Accepted paper:

Your mother is watching you: lateral surveillance in smart homes


Albrecht Kurze (Chemnitz University of Technology)
Andreas Bischof (Chemnitz University of Technology)
Johanna Richter (Chemnitz University of Technology)

Paper short abstract:

The paper reports a cultural probe study on Smart Home data. During the study several cases of lateral surveillance occured within the households. The analysis reveals two major preconditions for lateral surveillance in the Smart Home: Situated knowledge and asymmetrical access to data.

Paper long abstract:

Smart Home applications raise questions over privacy. Even seemingly inconspicuous data from simple sensors for light or humidity can reveal domestic activities. In order to investigate if users are aware of potential threats of simple sensor data, we designed a probe study (Gaver 1999; Graham et al. 2007). Participants from 9 households collected data, performed data work and conclusively discussed their experiences. One surprising finding of the field study was that it lead to lateral surveillance within the households.

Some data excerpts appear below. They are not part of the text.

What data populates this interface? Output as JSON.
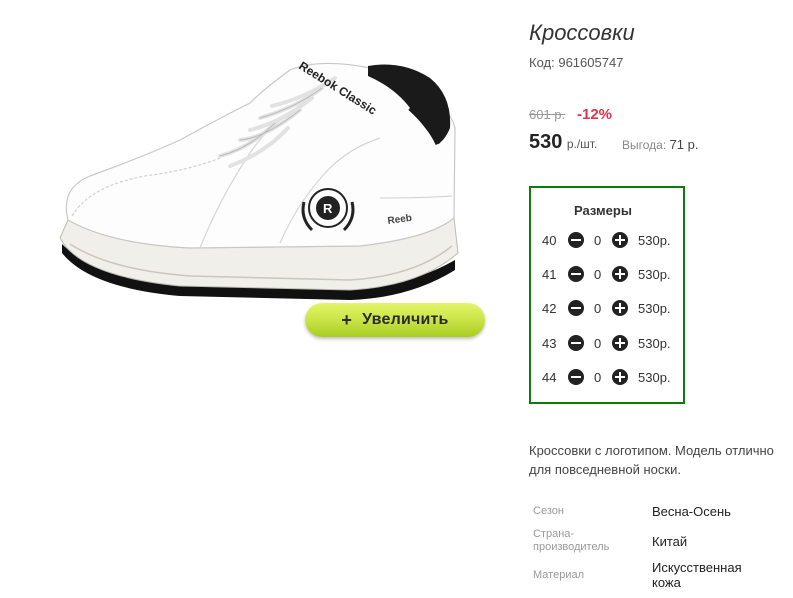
{
  "product": {
    "title": "Кроссовки",
    "code_label": "Код:",
    "code_value": "961605747",
    "zoom_button_label": "Увеличить",
    "zoom_button_icon": "plus-icon",
    "image_logo_text": "Reebok Classic",
    "image_tag_text": "Reeb"
  },
  "pricing": {
    "old_price": "601 р.",
    "discount": "-12%",
    "price": "530",
    "price_unit": "р./шт.",
    "benefit_label": "Выгода:",
    "benefit_value": "71 р."
  },
  "sizes": {
    "title": "Размеры",
    "rows": [
      {
        "size": "40",
        "qty": "0",
        "price": "530р."
      },
      {
        "size": "41",
        "qty": "0",
        "price": "530р."
      },
      {
        "size": "42",
        "qty": "0",
        "price": "530р."
      },
      {
        "size": "43",
        "qty": "0",
        "price": "530р."
      },
      {
        "size": "44",
        "qty": "0",
        "price": "530р."
      }
    ]
  },
  "description": {
    "line1": "Кроссовки с логотипом. Модель отлично",
    "line2": "для повседневной носки."
  },
  "properties": [
    {
      "label": "Сезон",
      "value": "Весна-Осень"
    },
    {
      "label": "Страна-\nпроизводитель",
      "value": "Китай"
    },
    {
      "label": "Материал",
      "value": "Искусственная\nкожа"
    }
  ],
  "colors": {
    "accent_discount": "#e8314a",
    "sizes_border": "#0a7d0a",
    "zoom_button": "#cde64a"
  }
}
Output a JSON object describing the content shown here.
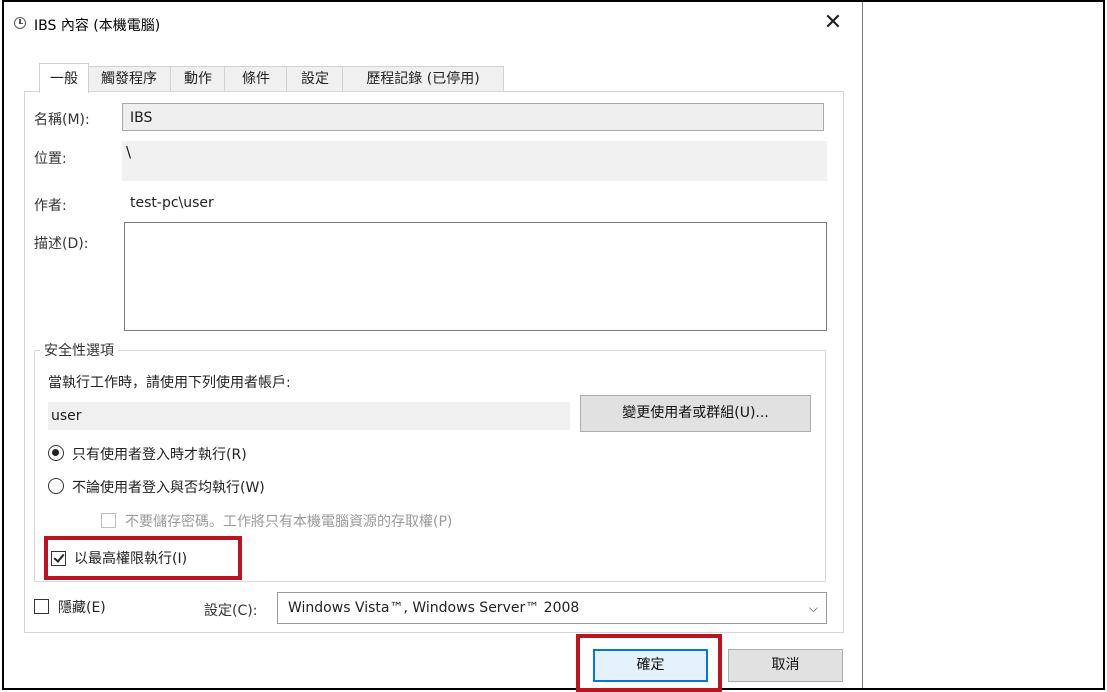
{
  "window": {
    "title": "IBS 內容 (本機電腦)",
    "close_glyph": "✕"
  },
  "tabs": [
    {
      "label": "一般",
      "active": true
    },
    {
      "label": "觸發程序",
      "active": false
    },
    {
      "label": "動作",
      "active": false
    },
    {
      "label": "條件",
      "active": false
    },
    {
      "label": "設定",
      "active": false
    },
    {
      "label": "歷程記錄 (已停用)",
      "active": false
    }
  ],
  "general": {
    "name_label": "名稱(M):",
    "name_value": "IBS",
    "location_label": "位置:",
    "location_value": "\\",
    "author_label": "作者:",
    "author_value": "test-pc\\user",
    "description_label": "描述(D):",
    "description_value": ""
  },
  "security": {
    "group_title": "安全性選項",
    "account_prompt": "當執行工作時，請使用下列使用者帳戶:",
    "account_value": "user",
    "change_button": "變更使用者或群組(U)...",
    "radio_logged_on": {
      "label": "只有使用者登入時才執行(R)",
      "checked": true
    },
    "radio_any": {
      "label": "不論使用者登入與否均執行(W)",
      "checked": false
    },
    "no_store_password": {
      "label": "不要儲存密碼。工作將只有本機電腦資源的存取權(P)",
      "checked": false,
      "enabled": false
    },
    "highest_privileges": {
      "label": "以最高權限執行(I)",
      "checked": true
    }
  },
  "bottom": {
    "hidden_label": "隱藏(E)",
    "hidden_checked": false,
    "configure_label": "設定(C):",
    "configure_value": "Windows Vista™, Windows Server™ 2008"
  },
  "buttons": {
    "ok": "確定",
    "cancel": "取消"
  },
  "colors": {
    "highlight_red": "#b9141f",
    "ok_border": "#0078d7"
  }
}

Participants used sensor data to confront other residents with their domestic activity, e.g. being wasteful with energy or controlling their presence/absence. The analysis of this situations reveals two major preconditions for lateral surveillance through Smart Home technology: Participants used situated knowledge (Haraway 1988) about the place and the routine to identify and track other persons in the data. Furthermore, if the access to the data and the literacy of using it was asymmetrically distributed, lateral surveillance was far more likely to occur. Interestingly, the perception of the surveillance aspect of the sensor data was ambivalent. While the participants understood that surveilling others became possible through the data, they did not feel critical about the technology per se and would grant access to their own data in some cases. Concluding the paper reflects those findings in two dimensions. Firstly, it is exploratory work to investigate social implications of Smart Home technology in situ. Secondly, we can derive design implications for future, more participatorily designed Smart Home applications.